ECCB 2002 Poster sorted by: Author | Number

Next | Previous poster (in order of the view you have selected)

Title: Applying Data Mining Methods to SELDI-TOF Analysed Renal Cell Carcinoma Samples to Identify Relevant Tumor Markers
P182
Woetzel, Dirk; Driesch, Dominik; Pfaff, Michael; von Eggeling, Ferdinand; Junker, Kerstin; Guthke, Reinhard

BioControl@t-online.de
BioControl Jena GmbH, Wildenbruchstr. 15, D-07745 Jena, Germany

Surface Enhanced Laser Desorption/Ionisation Time-of-Flight (SELDI-TOF) analysis is being increasingly used to analyse clinical samples from various medical backgrounds. At present, this approach aims to identify novel markers for various diseases. Since, however, the data obtained using SELDI-TOF analysis is rather complex, adequate data mining methods are required to identify markers that can be used to distinguish between samples from diseased and healthy tissue.

A rule-based data mining method is described here that includes a special supervised fuzzy clustering algorithm adapted to one-dimensional two-cluster problems. This method was applied to data obtained by SELDI-TOF analysis of 23 histopathologically characterised renal cell carcinoma (RCC) samples. Tissue samples were taken from eight patients and three different locations: i) central tumor ii) peripheral tumor and iii) healthy renal tissue. For one patient, no peripheral sample was available.
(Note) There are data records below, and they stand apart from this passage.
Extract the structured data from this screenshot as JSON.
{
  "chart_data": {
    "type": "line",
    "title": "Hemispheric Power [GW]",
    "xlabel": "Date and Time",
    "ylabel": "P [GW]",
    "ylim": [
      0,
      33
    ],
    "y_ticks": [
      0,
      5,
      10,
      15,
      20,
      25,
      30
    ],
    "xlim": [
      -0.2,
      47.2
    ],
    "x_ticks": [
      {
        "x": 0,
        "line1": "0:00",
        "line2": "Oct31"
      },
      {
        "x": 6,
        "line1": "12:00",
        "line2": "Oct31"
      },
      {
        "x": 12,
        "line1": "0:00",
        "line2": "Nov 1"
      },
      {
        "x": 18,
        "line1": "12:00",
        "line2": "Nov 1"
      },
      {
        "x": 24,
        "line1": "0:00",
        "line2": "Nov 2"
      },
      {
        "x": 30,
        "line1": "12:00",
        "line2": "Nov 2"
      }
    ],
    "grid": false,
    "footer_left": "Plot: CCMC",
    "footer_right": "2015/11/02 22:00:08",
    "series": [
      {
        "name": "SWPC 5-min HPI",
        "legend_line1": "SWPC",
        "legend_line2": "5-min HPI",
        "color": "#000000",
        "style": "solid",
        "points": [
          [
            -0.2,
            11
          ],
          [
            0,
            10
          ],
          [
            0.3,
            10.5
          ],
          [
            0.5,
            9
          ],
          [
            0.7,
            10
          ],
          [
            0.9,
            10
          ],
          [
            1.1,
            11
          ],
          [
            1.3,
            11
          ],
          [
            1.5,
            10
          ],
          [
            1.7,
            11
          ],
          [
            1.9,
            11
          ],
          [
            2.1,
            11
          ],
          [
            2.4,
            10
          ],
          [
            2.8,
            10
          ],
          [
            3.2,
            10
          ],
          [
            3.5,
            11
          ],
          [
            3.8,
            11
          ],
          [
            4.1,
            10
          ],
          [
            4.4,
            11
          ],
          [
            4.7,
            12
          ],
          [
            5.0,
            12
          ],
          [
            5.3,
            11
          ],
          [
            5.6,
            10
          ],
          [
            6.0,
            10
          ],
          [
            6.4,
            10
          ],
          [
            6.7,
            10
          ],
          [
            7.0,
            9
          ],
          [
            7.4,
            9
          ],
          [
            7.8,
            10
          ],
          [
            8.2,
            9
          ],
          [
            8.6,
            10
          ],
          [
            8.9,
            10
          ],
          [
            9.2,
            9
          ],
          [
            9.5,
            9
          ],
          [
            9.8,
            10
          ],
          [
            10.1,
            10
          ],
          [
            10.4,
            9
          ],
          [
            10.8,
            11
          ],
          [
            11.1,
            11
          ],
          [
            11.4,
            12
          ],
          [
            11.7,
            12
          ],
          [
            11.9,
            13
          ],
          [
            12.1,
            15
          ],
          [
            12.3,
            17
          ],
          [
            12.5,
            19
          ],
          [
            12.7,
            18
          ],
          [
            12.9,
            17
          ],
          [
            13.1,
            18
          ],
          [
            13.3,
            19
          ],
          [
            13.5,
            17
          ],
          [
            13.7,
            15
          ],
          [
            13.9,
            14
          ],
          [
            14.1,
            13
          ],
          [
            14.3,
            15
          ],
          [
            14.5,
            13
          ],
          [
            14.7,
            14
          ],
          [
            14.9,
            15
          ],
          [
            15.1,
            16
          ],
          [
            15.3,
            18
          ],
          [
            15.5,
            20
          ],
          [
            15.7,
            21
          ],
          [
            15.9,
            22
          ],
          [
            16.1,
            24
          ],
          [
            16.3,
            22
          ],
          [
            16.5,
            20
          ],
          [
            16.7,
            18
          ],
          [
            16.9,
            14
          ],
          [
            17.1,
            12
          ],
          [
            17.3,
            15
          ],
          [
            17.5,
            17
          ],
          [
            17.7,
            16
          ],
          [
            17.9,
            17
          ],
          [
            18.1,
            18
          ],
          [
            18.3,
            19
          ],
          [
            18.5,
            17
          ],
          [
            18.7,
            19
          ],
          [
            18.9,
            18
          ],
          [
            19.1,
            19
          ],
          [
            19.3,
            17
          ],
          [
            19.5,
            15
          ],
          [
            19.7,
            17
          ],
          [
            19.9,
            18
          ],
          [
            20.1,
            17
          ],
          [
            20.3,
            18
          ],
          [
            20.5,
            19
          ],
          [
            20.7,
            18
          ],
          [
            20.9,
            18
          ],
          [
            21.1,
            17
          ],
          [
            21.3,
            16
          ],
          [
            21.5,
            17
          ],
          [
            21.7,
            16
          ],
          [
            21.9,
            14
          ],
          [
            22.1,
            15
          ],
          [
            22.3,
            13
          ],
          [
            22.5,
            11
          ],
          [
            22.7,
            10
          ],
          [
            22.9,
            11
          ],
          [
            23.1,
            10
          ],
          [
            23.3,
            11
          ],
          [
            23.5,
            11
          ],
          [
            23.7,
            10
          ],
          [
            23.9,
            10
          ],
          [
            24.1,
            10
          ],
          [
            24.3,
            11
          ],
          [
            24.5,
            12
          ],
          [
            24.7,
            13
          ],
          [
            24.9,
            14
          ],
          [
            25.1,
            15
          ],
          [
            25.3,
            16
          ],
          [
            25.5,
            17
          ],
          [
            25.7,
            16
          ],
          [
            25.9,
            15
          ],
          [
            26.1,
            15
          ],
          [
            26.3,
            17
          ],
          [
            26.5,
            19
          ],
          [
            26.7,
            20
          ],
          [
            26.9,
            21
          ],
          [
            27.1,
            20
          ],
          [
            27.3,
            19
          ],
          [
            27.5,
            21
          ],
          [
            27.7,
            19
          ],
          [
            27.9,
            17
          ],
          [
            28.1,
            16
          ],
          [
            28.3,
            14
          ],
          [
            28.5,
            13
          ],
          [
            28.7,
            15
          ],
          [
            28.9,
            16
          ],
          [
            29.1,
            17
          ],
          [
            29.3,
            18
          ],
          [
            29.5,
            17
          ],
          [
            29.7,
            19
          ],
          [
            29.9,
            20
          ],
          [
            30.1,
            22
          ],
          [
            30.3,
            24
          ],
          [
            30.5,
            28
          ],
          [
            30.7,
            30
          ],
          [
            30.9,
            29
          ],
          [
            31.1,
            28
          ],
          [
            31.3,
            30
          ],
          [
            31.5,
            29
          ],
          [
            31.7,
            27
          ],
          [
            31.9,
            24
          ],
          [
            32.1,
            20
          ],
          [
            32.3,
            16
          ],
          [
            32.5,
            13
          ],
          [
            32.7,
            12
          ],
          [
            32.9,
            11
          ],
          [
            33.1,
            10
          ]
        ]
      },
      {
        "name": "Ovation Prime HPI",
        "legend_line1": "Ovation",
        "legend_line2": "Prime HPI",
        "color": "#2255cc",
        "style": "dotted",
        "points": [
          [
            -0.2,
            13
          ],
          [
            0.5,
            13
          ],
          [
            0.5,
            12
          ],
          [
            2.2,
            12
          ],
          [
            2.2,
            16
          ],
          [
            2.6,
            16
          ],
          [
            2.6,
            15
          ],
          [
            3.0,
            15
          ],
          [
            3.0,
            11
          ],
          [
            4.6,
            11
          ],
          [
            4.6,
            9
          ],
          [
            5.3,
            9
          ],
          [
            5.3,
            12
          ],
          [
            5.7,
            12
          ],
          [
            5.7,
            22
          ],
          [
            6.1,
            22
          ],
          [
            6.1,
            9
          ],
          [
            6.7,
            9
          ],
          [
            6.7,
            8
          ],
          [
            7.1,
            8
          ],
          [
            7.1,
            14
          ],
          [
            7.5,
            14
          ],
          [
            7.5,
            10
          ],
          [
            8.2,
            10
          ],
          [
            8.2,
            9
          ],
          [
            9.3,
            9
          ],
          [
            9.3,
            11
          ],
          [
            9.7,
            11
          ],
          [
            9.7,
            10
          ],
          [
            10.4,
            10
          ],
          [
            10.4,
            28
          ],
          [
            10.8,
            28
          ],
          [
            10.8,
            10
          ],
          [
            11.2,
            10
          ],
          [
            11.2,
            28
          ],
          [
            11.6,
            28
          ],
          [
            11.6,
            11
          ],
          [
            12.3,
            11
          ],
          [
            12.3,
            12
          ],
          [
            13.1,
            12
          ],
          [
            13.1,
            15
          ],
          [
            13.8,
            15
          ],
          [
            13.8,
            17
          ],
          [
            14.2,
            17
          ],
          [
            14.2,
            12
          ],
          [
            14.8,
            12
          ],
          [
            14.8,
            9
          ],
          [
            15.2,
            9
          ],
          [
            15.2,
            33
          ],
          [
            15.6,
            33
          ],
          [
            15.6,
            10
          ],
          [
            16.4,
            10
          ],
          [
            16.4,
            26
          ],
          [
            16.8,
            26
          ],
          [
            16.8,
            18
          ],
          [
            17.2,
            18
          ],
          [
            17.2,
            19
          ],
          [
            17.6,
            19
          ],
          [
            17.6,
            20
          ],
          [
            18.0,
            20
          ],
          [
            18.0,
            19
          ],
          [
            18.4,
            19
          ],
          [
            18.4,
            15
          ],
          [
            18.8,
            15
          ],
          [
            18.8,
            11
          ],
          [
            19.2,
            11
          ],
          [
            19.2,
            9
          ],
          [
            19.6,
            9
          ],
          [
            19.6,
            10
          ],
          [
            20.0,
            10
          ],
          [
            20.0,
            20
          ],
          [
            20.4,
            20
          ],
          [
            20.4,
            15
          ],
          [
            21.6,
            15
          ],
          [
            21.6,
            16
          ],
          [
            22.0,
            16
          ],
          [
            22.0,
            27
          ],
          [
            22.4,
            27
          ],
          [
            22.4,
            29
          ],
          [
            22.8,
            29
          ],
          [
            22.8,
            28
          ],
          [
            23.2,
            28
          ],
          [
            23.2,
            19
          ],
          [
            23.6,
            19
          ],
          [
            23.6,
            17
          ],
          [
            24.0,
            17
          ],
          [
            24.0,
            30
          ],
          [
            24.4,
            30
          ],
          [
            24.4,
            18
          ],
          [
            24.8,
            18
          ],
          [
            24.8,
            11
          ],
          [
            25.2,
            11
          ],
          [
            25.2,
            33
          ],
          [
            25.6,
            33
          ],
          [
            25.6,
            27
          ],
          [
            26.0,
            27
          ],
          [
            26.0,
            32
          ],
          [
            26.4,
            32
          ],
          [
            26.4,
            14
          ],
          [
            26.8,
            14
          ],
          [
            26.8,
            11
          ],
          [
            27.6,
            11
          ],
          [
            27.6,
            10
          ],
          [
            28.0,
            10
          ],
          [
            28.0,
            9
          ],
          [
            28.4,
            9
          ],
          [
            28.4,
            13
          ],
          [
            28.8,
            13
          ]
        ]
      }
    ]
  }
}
In SELDI-TOF analysis the lysated sample material is bound to a special chromatographic chip surface and molecules that do not bind are washed off subsequently. The proteins retained are then ionised by a laser and accelerated within an electric field. Masses and intensities that form protein spectra are determined by a time-of-flight detector. The intensity at each peak of the spectrum can be considered to represent the concentration of a certain protein in the sample. Peaks that are typical for a set of samples are detected and numbered. Depending on the chemical properties of the chip surface, different substance classes can be detected. In this study a strong anion exchange surface chip (Ciphergen) was used. The SELDI-TOF analysis of renal cell carcinoma samples carried out here yielded 44 typical peaks ranging from 2,947 to 16,450 kDa.

For the data mining method applied here, central and peripheral tumor samples were both labelled as 'tumor' and samples from healthy renal tissue were labelled as 'normal'. The intensities at each of the 44 peaks were logarithmized and clustered by the above mentioned clustering algorithm for all 23 samples. Based on these clustering results, lists of rules were generated. These rules describe relations such as "IF intensity at peak 2,947 kDa is in cluster 'high concentration' THEN tissue is 'normal'". These rules were rated and ranked using a statistics-based rating measure.

Applying this data mining method, three rules were extracted from the rule lists that describe the data set with an accuracy of 95.65 % (1 error in 23 samples). The possibility (alpha) that the three extracted rules are actually not relevant to distinguish between the carcinoma and normal tissue samples was less than 0.135. Considering the limited number of samples analysed here, the approach applied demonstrates that SELDI-TOF analysis in combination with advanced data mining methods can be successfully used to identify novel markers that distinguish between renal cell carcinoma tissue and healthy renal tissue. Larger data sets will have to be analysed in future studies to further validate these findings.